Les resquilleurs préfèrent l'amende à l'abonnement

LAUSANNE – Des pendulaires économisent en fraudant chaque jour. Ils n'ont plus peur des amendes.

«Mon abonnement mensuel me coûte 58 fr. et une amende 60 fr. A ce tarif-là, je préfère resquiller!» Employé à l'UNIL, Michel* se déplace en métro et en bus sans payer. «Certaines lignes des Transports lausannois (TL) sont peu contrôlées. Par exemple celle reliant le centre-ville à l'université. Du coup, beaucoup d'étudiants choisissent cette méthode.» Porte-parole des TL, Klaus Schaefer avoue ne pas connaître cette tendance. «Il y aura toujours des tricheurs. Pour le moment, nous estimons que nos amendes sont suffisamment dissuasives. Après deux ou trois contrôles successifs, les récidivistes renonceront.» Pour lutter contre cette minorité de «clients» – soit 3% des 200 000 passagers quotidiens, selon les statistiques des TL – 25 contrôleurs sont employés à plein temps. Ils sillonnent chaque jour toutes les lignes, de 6 h à minuit et de manière totalement aléatoire. «Actuellement, nous recherchons 5 à 7 personnes supplémentaires en vue du M2. Ce sera suffisant.
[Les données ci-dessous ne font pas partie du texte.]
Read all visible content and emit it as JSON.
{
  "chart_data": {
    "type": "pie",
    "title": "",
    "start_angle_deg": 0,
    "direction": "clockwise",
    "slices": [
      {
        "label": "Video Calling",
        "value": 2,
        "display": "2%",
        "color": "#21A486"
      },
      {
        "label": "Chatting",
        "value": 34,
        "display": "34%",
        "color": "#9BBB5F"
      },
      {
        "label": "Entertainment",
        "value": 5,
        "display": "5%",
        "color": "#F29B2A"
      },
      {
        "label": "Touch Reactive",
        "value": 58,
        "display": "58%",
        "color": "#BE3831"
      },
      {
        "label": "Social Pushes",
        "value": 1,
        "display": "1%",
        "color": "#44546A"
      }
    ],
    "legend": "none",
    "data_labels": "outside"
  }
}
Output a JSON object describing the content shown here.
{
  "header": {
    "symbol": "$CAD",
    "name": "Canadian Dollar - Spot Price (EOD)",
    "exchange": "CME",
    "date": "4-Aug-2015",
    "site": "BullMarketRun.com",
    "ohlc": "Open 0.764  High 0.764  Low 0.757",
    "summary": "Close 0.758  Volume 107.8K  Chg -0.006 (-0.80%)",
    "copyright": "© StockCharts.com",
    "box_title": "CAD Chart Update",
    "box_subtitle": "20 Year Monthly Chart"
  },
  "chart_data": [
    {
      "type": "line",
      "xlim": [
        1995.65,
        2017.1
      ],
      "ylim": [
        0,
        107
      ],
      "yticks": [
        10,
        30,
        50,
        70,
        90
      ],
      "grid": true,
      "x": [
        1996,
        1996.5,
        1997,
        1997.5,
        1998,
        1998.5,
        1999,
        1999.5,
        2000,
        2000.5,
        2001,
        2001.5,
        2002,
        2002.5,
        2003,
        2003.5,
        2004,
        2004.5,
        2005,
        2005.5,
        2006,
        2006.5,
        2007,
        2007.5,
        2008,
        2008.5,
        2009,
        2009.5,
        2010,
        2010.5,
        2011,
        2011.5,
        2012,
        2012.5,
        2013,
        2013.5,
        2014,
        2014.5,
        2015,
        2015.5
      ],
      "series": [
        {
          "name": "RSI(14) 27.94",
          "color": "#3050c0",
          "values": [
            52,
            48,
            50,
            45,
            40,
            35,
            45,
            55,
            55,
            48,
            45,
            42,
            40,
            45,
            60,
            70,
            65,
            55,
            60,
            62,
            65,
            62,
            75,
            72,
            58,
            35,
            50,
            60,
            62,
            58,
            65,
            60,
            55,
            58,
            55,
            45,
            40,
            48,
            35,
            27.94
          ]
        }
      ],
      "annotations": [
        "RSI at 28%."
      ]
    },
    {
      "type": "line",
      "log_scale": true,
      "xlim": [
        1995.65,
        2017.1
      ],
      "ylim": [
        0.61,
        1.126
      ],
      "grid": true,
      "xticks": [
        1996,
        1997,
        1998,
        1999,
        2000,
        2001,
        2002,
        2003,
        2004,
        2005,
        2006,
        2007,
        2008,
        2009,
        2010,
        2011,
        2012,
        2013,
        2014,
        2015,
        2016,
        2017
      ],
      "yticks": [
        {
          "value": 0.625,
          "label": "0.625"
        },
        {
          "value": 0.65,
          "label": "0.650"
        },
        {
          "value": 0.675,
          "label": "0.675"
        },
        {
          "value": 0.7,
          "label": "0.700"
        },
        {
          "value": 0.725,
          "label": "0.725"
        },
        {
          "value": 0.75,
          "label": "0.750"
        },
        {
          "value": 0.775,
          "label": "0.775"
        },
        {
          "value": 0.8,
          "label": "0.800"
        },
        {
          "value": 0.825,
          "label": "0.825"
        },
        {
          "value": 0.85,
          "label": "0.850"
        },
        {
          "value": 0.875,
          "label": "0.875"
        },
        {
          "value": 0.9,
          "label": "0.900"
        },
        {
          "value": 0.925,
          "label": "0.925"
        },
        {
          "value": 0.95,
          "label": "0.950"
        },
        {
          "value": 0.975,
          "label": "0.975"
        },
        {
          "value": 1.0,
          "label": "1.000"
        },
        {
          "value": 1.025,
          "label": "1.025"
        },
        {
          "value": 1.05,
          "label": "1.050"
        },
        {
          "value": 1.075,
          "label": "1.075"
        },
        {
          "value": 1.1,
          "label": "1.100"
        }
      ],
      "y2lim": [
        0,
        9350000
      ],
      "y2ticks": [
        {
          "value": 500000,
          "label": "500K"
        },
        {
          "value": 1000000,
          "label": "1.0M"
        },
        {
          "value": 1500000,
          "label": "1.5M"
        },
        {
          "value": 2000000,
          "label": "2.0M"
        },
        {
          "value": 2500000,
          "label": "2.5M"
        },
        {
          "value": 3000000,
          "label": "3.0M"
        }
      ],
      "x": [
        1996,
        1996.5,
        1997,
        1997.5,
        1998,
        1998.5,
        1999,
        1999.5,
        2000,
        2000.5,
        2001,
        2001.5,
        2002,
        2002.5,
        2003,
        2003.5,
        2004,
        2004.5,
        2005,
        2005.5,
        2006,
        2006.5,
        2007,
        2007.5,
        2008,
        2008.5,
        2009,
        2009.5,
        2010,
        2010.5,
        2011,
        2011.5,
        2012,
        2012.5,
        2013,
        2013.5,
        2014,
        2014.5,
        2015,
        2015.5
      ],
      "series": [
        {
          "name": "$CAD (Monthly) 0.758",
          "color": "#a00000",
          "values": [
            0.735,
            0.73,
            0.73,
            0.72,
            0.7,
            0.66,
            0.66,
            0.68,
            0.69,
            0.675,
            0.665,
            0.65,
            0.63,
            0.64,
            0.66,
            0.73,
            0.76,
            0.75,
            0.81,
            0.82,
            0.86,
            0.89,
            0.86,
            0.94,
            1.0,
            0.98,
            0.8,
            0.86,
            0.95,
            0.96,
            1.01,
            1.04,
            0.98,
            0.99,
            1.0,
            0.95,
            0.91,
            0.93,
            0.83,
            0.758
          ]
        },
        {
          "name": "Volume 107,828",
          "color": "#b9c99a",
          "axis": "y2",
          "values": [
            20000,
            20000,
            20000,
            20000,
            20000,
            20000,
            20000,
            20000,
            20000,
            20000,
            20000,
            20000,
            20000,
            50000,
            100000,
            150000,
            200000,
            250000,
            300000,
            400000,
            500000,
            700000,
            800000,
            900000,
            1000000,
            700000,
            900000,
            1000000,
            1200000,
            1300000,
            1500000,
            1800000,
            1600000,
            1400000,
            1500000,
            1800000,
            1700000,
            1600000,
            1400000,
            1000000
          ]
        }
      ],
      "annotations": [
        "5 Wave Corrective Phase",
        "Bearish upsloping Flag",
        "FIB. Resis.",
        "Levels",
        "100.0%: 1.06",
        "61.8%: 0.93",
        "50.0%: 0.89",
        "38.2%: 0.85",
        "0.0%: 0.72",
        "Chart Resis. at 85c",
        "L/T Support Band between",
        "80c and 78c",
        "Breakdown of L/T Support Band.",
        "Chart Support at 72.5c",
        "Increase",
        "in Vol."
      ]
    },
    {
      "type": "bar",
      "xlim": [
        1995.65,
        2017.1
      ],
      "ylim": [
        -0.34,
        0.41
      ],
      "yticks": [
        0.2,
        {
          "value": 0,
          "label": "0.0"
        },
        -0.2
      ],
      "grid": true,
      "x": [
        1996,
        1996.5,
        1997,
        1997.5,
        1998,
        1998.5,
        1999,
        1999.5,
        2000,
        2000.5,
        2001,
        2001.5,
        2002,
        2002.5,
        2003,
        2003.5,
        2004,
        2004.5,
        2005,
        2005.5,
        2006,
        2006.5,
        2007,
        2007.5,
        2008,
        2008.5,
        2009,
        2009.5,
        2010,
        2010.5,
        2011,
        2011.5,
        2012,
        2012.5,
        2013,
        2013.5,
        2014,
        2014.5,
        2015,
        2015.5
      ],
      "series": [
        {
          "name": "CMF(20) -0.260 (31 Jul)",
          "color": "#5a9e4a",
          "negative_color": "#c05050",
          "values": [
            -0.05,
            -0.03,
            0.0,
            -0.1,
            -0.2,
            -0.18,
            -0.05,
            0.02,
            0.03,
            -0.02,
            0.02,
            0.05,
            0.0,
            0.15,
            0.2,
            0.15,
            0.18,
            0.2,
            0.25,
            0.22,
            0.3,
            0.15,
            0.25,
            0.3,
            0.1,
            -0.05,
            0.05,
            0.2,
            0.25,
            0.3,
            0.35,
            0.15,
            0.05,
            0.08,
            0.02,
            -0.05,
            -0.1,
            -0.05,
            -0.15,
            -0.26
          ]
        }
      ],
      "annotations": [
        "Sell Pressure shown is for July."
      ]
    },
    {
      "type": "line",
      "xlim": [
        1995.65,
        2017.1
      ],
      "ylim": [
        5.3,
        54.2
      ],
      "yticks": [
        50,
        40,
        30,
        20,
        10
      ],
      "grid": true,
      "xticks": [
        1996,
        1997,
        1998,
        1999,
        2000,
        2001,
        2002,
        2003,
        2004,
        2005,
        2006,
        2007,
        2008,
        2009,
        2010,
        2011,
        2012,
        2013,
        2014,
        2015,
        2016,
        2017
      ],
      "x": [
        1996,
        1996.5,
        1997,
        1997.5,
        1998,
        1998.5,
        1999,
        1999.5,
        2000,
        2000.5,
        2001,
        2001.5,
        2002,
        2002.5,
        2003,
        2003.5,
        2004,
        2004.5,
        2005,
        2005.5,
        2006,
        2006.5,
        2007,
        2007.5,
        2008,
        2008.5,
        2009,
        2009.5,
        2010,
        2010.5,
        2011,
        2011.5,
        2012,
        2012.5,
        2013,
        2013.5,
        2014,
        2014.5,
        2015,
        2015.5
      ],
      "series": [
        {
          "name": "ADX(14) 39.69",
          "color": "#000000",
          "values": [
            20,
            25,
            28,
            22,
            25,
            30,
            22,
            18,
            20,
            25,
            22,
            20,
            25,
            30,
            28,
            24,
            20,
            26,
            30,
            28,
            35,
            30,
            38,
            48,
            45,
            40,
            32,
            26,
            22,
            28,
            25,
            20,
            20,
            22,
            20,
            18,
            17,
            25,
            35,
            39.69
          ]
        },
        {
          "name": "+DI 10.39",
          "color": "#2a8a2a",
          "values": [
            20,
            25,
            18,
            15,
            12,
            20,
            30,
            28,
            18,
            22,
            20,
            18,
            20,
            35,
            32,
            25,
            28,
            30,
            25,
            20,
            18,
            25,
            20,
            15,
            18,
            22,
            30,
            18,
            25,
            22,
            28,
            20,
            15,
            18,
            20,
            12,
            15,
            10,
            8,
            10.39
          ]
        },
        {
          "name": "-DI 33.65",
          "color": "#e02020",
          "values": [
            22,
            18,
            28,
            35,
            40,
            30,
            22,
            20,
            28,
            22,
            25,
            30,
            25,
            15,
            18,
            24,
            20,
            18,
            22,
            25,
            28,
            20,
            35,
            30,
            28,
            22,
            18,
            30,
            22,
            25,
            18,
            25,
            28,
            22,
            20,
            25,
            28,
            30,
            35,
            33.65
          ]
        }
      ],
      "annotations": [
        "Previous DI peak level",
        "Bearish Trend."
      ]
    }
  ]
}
Il faudrait idéalement un contrôleur par train, mais ce serait financièrement impossible», analyse Klaus Schaefer. Les TL estimment le manque à gagner dû aux fraudeurs à 3 millions de francs par an. «C'est stable depuis plusieurs années. Malheureusement, c'est le contribuable qui en fait les frais.» Pour rappel, la Confédération vient de fixer à 10 000 fr. le plafond pour les amendes dans les transports publics.